Hi Simon, I finally took the time to read and digest your Wiki page. This is an interesting reading. A few comments:
According to that representation paragraphs with inline text have legal linebreak points. I consider those legal linebreak points also as legal pagebreak points. In addition, there are legal pagebreak points between the vertical elements such as paragraphs and blocks.
One issue that will have to be addressed is that widow or keep-with-previous settings may invalidate some previously believed legal breakpoints. In such cases, active nodes which contain those breakpoints in their chains will have to be deactivated; if they were the chosen best nodes, some other nodes will somehow have to be retrieved to replace them. I hope this won't be a too great difficulty.
Within the inner loop, we consider the page and paragraph layout between the active and the current pagebreak point.

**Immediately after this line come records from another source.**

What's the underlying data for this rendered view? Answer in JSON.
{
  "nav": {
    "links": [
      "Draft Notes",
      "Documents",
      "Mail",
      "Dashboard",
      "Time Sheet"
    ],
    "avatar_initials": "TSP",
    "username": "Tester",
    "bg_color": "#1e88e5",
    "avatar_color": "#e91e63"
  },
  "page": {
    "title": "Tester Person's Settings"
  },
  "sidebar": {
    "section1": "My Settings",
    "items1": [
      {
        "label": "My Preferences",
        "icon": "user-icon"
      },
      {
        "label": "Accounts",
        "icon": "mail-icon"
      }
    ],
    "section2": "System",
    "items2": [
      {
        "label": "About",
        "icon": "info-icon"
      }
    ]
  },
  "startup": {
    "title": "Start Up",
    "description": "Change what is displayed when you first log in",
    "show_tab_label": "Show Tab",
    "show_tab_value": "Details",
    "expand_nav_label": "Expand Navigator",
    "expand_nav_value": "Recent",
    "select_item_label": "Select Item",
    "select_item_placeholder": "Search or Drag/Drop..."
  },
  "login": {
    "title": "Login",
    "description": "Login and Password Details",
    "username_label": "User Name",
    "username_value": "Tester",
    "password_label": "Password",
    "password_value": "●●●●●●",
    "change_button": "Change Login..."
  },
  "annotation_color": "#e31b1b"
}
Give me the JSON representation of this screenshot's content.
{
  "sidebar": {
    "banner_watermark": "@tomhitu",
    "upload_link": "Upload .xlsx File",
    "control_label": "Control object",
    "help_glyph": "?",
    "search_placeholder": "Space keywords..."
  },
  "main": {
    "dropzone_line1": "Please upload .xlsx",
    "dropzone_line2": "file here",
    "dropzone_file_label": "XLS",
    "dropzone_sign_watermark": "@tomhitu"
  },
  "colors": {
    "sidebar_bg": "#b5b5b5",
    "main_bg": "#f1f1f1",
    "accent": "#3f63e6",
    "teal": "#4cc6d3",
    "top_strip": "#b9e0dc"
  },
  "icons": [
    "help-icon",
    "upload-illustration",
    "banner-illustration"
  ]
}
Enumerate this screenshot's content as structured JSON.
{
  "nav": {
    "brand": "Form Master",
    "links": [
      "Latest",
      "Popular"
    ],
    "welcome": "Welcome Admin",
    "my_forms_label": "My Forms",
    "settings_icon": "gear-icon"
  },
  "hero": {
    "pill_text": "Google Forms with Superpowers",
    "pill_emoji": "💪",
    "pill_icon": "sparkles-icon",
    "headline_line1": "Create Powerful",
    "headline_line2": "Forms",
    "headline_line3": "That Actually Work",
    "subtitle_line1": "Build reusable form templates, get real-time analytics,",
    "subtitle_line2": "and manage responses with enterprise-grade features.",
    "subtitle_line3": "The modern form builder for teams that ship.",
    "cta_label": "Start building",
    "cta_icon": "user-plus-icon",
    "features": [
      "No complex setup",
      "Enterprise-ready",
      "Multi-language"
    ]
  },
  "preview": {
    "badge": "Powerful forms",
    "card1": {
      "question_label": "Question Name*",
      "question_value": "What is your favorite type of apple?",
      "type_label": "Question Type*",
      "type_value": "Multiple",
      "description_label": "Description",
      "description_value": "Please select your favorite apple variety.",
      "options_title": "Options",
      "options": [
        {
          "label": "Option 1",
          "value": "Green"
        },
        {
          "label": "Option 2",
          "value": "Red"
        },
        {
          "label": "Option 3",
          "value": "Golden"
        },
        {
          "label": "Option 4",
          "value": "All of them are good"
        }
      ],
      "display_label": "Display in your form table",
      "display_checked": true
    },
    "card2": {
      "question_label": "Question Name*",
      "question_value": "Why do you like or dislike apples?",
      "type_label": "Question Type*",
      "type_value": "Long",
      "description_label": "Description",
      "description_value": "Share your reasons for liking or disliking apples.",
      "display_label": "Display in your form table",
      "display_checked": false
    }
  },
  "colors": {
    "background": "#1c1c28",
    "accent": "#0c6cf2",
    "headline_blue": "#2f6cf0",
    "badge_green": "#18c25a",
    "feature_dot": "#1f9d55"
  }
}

If the active breakpoint is within a paragraph, we calculate the best line breaks from that breakpoint to the end of the paragraph. For all complete
Unless the current breakpoint lies in the same paragraph.
In page independent linebreaking, for each feasible breakpoint the best node is retained, which represents the best layout of the paragraph up to that point, and which, due to the dynamic principle, is part of the best layout of the whole paragraph if that layout uses this breakpoint. If line numbers matter, the best node for each line number is retained. In page dependent linebreaking, even that is not enough. We must retain the best node for each vertical offset on the page, because that is the quantity that influences page breaking. This
Good point. This led me to the following thoughts: Currently the iteration over the active nodes is broken into two loops: one loop for iterating over the line numbers, one for iterating over the active nodes associated to each line number. Why? Because if line widths aren't the same they have an influence on the computation of best line breaks. Because when considering a given legal breakpoint, we must know the width of the line it would end in order to be able to compute the shrinking/stretching for that line. In fact we make a distinction between line numbers because they determine the /context/ in which linebreaks are computed. If all the lines had the same widths such a distinction wouldn't be necessary. The merging of line- and page-breakings generalizes this problem of differing contexts. This time, not only the line number counts, but also the page number, the offset from the beginning of the page, the out-of-lines to be placed, etc. I think the greatest challenge will be to identify all the elements which determine that context, and to be able to compare two contexts and say if they are equivalent or not. Considering the case 1 you describe on the wiki page, there are only two different contexts: page number even or odd. In this case the offset from the beginning of the page doesn't count. In other more complex documents this may be much more complicated.
When the linewidths depend on the page number, we need to remember the best pagebreak node for each feasible pagebreak point for each page number. Otherwise, we only need to remember the best pagebreak node for each feasible pagebreak point. Note that the latter condition is true in the presence of out-of-line elements, because those are related to the content of the page, not the the page number.
Small typo: "not the the page number"
Optimization opportunity 1: We may need to reuse many times the best layout from a breakpoint to the end of the paragraph, and the best layout from the start of the paragraph to a breakpoint. Therefore we need to store a reference to the best end node for either case in the active node. If we wish to take into account the different possible heights of the part of the paragraph, we need to store references to a set of best end nodes. Especially for long page sequences, a page breakpoint may be feasible both for an odd and an even page. In that case, we need to store different end points for each, due to the different line widths on odd and even pages. This optimization is certainly true for the start of the paragraph. There will be many page layouts on which the whole paragraph fits.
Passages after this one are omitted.